Molluscum contagiosum first appears as very small (about 1/8 inch across), smooth, round, pearly bumps. The bumps are hard with a dimple in the middle. They are the color of your flesh, pink, or white, and they are usually no bigger than the size of a pencil eraser. You may see them on or around the pubic area, on the stomach, or inner thighs or anywhere on the body except the palms of your hands or the bottom of your feet. There may be one or two bumps or 10 to 20 or more than 50. Most people have a small group of bumps. The bumps are usually not painful or itchy but they can become red, swollen, uncomfortable and even itchy if they become infected. However, redness and soreness can also mean that they are healing naturally.
Most often the bumps resolve on their own without scarring. However, the most common complication is secondary infection by bacteria. These secondary infections can be particularly problematic for people who are immunocompromised, such as people who have HIV/AIDS.
When do the bumps appear?
The symptoms of molluscum contagiosum usually appear within 2-6 weeks after coming in contact with the virus.
How is molluscum contagiosum diagnosed?
The molluscum contagiosum bumps or rash can look like other skin conditions therefore, if you have symptoms, you should make an appointment with your health care provider, who can look at the bumps and make a diagnosis.
How is molluscum contagiosum treated?
Molluscum contagiosum bumps will usually go away on their own, but it may take several months. Treatment shortens how long you have them. If you have bumps on or near your genital area including your vagina, vulva, inner thighs, buttocks, anus and you’re sexually active; you may want to be treated to help prevent spreading the virus to your sexual partner(s). Side effects of treatment may include: pain, irritation and possible scarring.
- Freezing the bumps (cryotherapy) or laser therapy by a health care provider
- Scraping the bumps (curettage) A health care provider uses a small tool called a “curette” to scrape the bumps. Never do this yourself as you can cause scarring.
- Special cream or liquid prescribed or applied by a health care provider, is applied directly to the bumps.

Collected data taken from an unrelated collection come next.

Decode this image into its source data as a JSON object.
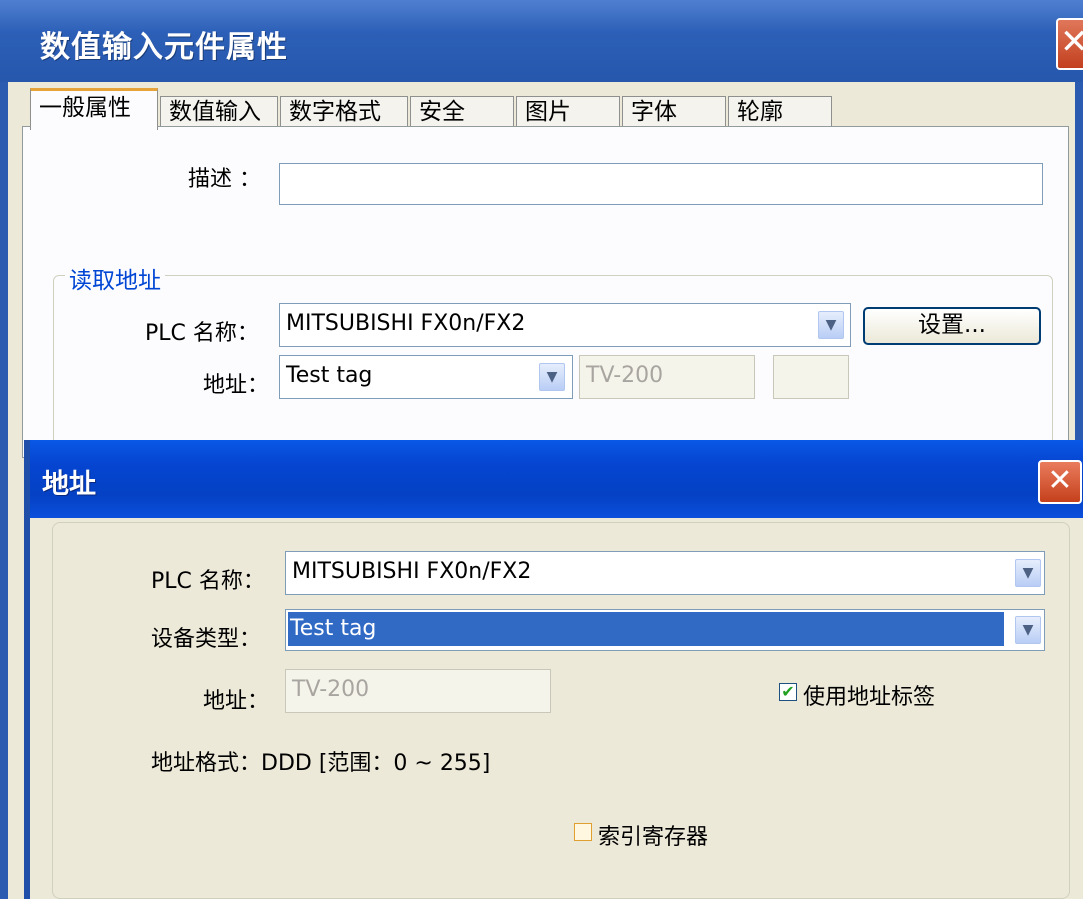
{
  "main_dialog": {
    "title": "数值输入元件属性",
    "close_glyph": "✕",
    "tabs": [
      {
        "label": "一般属性",
        "active": true
      },
      {
        "label": "数值输入",
        "active": false
      },
      {
        "label": "数字格式",
        "active": false
      },
      {
        "label": "安全",
        "active": false
      },
      {
        "label": "图片",
        "active": false
      },
      {
        "label": "字体",
        "active": false
      },
      {
        "label": "轮廓",
        "active": false
      }
    ],
    "description_label": "描述 ：",
    "description_value": "",
    "read_address": {
      "group_title": "读取地址",
      "plc_label": "PLC 名称：",
      "plc_value": "MITSUBISHI FX0n/FX2",
      "settings_button": "设置...",
      "address_label": "地址：",
      "address_value": "Test tag",
      "address_readonly": "TV-200",
      "extra_field": ""
    }
  },
  "address_dialog": {
    "title": "地址",
    "close_glyph": "✕",
    "plc_label": "PLC 名称：",
    "plc_value": "MITSUBISHI FX0n/FX2",
    "device_type_label": "设备类型：",
    "device_type_value": "Test tag",
    "address_label": "地址：",
    "address_value": "TV-200",
    "use_address_tag_label": "使用地址标签",
    "use_address_tag_checked": true,
    "address_format_text": "地址格式：DDD [范围：0 ~ 255]",
    "index_register_label": "索引寄存器",
    "index_register_checked": false
  },
  "icons": {
    "dropdown_arrow": "chevron-down-icon",
    "check_mark": "✔"
  },
  "colors": {
    "title_bar": "#2c5fb7",
    "title_bar_active": "#0545d1",
    "close_button": "#c5401c",
    "selection": "#316ac5",
    "group_title": "#0046d5",
    "dialog_bg": "#ece9d8"
  }
}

Is there anything I can do to prevent others from coming in contact with my skin (bumps)?
Yes. It’s important to keep the bumps clean and covered with either a watertight bandage or with clothing if you know you’ll be coming in contact with others (during contact sports or sharing equipment). This will lower the chance of spreading the molluscum infection to others. Remember: Don’t share personal items such as towels and clothing, be careful not to shave near the bump(s), and don’t pick or scratch them, and avoid swimming in a pool with others while the bumps are present. You may uncover the bandage(s) when there is no risk you will have skin to skin contact with others.